スミス:イサミに出会ってすぐに運命だと気づいたが、養女のルルがいるので距離を測っている。オメガはヒーローになれないと思い込んでいる。
かんたんブレバンくん:未来からやって来た愛と勇気の妖精ロボ。スミスの想いが込められているのでイサミが大好き。
***
開店準備を終えて、店前のシャッターを上げる。春の朝日が穏やかに街を照らしていた。
「すみません、ブーケを作って頂けますか?」
所謂、少女漫画で花のトーンを背負っているようなハンサムな筋肉質の男が俺の店に現れた。
事実、花を背負っているように見えるのはここが花屋だからで、そこらじゅうにある花が背後に見えているだけである。

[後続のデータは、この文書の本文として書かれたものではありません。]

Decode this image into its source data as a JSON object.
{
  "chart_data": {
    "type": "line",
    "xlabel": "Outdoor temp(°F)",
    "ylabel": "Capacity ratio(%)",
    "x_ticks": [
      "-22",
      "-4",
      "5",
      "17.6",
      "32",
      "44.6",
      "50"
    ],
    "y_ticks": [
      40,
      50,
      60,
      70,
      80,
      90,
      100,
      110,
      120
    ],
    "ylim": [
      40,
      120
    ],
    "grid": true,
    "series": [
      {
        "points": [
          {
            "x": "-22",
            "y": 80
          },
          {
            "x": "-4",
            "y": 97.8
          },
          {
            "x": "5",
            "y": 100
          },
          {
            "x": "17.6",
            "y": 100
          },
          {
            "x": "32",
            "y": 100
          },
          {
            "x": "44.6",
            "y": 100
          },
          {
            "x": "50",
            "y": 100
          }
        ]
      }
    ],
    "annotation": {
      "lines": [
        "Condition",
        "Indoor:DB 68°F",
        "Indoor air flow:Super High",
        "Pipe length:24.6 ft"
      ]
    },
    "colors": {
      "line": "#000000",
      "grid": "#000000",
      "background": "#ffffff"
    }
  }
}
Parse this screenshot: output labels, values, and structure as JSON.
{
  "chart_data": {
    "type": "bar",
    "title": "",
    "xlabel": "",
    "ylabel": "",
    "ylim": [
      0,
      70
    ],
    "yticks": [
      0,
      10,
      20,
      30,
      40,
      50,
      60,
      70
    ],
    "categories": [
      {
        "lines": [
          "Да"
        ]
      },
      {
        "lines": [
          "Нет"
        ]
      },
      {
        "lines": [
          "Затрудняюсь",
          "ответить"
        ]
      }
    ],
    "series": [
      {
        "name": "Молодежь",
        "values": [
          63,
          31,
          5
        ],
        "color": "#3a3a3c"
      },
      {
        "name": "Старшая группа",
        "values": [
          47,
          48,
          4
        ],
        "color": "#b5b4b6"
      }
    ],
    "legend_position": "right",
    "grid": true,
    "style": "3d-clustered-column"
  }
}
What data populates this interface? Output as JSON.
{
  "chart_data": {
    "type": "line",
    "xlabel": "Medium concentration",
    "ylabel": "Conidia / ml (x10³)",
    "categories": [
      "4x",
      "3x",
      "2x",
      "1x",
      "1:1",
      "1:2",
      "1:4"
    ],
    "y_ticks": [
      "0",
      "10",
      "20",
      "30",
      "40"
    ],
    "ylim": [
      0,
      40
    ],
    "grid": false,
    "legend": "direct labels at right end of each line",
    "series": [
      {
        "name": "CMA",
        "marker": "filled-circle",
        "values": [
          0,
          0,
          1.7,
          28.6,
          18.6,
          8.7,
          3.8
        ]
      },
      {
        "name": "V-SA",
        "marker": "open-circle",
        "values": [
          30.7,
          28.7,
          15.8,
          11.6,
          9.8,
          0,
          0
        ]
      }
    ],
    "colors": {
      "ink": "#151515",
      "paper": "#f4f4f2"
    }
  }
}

けれど俺の目には確かにそう見えた、困ったことに。
「どのようなものに致しますか?」
「そうだな、この花のような赤を多めに、価格はこれくらいで。配達をお願いしてもいいかな」
「かしこまりました。こちらに必要事項のご記入をお願いします」
恋人へのプレゼントだろうか。モテるんだろうな。爽やかで人当たりも良さそうに見える。スーツもどこぞのブランドものだろう、俺にはよくわからないが。
配達用の記入用紙に書かれた名前を確認する。スミスさんか。
彼の雰囲気からすれば華やかなのがいいだろう。俺は幾つか花を見繕って、手早くブーケをアレンジしてみる。
「こんな感じでいかがですか?」
制服のエプロンに付けられた名札に下りた彼の視線が再び俺の顔を見つめて、整った顔立ちで愛想良くにこりと笑う。
「ありがとう、イサミ」
この男が俺の運命のオメガだと知ったのはその日の午後のこと。
なんせ俺の鼻は効きが悪いので。
「フーンフーンフンフーン」
「ブレイバーン、ちょっといいか」
機嫌良さそうに鼻歌を口ずさみながら花の世話をするブレイバーンに声をかける。
「もちろんだ、イサミ」
この小さなロボットのようなやつは、愛と勇気の妖精である。正直、まったく意味がわからないが、本人がそう言ってるのでそういうことにしている。
「イサミ、匂いが変わったな」
パッと腕に飛び込んで来たのを受け止めると、ブレイバーンは俺の匂いを確認した。ロボットみたいな見た目のくせに匂いがわかるらしい。よく花の匂いも嗅いで楽しんでいる。
「匂い? あぁ、柔軟剤変えたんだ」
「……イサミは鈍感だな。そんなところも可愛いんだが。そろそろだとは思っていたが、ルイス・スミスに会ったんだな?」
「スミス……。だったらおそらく、今朝来た客だ」
やたら顔が良くて花の背景が似合う男性客が来たことを思い返す。
「私の半分はイサミの魂でできていると言ったことがあるだろう」
「あー、言ってたな」
初めて聞いた時は適当に聞き流していたが。
「もう半分は、ルイス・スミスの魂でできているんだ」
「はあ?」
「私は未来から来た。君達の愛と勇気によって、世界を救うためにやって来たんだ」
初耳である。いつもこいつは突拍子がない。
「今から少し先の未来、流行病によってアルファが激減する。イサミ、君は貴重なアルファだ。君を保護するという政府の名目上、スミスは君と番う前に殺されてしまった」
「ちょっと待て、そのスミスって男は死ぬのか……?」
「私が過去に送り込まれたことにより、新たなユニバースが誕生した。まだ未来は不確定だ」
「このまま放っておいたら同じ結末になるってことか? そんなことダメに決まってるだろ!」
突然、激昂が俺の身体中に駆け巡った。会ったばかりの男のために、どうしてこんな気持ちになるのかわからない。